Assign Reviewers from Changed Files
Company: Stripe
Role: Software Engineer
Category: Coding & Algorithms
Difficulty: medium
Interview Round: Onsite
Quick Answer: This question evaluates proficiency with version control diffs, repository library APIs, file I/O and CSV parsing, and data aggregation to map changed files to their owners.
Constraints
- 0 <= len(base_files), len(target_files) <= 100000
- 0 <= number of non-empty CSV rows <= 100000
- Each file_path is unique within base_files and within target_files
- file_version is an opaque string and should only be compared for equality
Examples
Input: ([['src/payments/ChargeService.java', 'a1'], ['src/payments/RefundService.java', 'b1'], ['src/common/JsonUtil.java', 'c1']], [['src/payments/ChargeService.java', 'a2'], ['src/payments/RefundService.java', 'b1'], ['src/common/JsonUtil.java', 'c2'], ['src/payments/NewService.java', 'd1']], 'src/payments/ChargeService.java,alice\nsrc/payments/RefundService.java,bob\nsrc/common/JsonUtil.java,alice\nsrc/payments/NewService.java,carol')
Expected Output: 'alice'
Explanation: Changed files are ChargeService, JsonUtil, and NewService. alice owns 2 of them, carol owns 1, so the answer is alice.
Input: ([['src/a.java', '1'], ['src/b.java', '1'], ['src/c.java', '1']], [['src/b.java', '2'], ['src/c.java', '1'], ['src/d.java', '1']], 'src/a.java,bob\nsrc/b.java,bob\nsrc/d.java,alice')
Expected Output: 'bob'
Explanation: src/a.java was deleted, src/b.java was modified, and src/d.java was added. bob owns 2 changed files and alice owns 1.
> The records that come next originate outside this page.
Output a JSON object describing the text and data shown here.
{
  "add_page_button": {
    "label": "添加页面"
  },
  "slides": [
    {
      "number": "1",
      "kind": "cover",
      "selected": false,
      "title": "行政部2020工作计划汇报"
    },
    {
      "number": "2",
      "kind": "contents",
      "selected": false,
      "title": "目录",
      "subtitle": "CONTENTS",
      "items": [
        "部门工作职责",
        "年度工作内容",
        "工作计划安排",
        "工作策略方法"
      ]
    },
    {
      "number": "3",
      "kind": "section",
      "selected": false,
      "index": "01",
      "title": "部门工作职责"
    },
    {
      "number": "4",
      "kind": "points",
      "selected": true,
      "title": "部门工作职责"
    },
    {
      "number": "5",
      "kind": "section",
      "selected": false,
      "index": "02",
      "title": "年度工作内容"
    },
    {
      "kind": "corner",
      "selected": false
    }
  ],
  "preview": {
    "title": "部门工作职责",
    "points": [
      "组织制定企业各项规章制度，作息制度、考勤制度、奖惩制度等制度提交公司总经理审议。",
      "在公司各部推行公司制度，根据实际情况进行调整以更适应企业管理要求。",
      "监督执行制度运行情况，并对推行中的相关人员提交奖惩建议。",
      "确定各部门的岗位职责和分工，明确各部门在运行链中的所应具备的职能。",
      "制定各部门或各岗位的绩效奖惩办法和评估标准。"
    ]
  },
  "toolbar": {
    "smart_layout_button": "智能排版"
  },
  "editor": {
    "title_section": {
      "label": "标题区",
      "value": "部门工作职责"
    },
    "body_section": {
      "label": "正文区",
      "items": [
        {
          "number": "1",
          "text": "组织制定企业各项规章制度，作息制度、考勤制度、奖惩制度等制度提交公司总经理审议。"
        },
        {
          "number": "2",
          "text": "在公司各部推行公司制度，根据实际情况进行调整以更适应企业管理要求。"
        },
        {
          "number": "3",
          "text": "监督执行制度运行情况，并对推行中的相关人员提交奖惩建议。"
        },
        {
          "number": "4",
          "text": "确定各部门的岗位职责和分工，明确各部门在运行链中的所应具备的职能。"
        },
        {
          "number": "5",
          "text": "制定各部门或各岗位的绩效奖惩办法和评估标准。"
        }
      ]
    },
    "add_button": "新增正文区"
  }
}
Input: ([['src/a.java', '1']], [['src/a.java', '2'], ['src/b.java', '1']], 'src/c.java,alice')
Expected Output: ''
Explanation: src/a.java and src/b.java changed, but neither appears in the ownership CSV, so no reviewer can be assigned.
Input: ([], [], '')
Expected Output: ''
Explanation: There are no files in either branch, so there are no changed files and no owner to return.
Input: ([], [['src/utils/Parser.java', 'v1']], '\nsrc/utils/Parser.java, dana \n')
Expected Output: 'dana'
Explanation: The file was added in the target branch. Blank CSV lines are ignored and surrounding spaces are trimmed, so the owner is dana.
Hints
- Convert each branch's file list into a dictionary so you can compare versions by path in O(1).
- Parse the CSV into a file_path -> owner map, then scan the union of paths from both branches and count only the changed ones.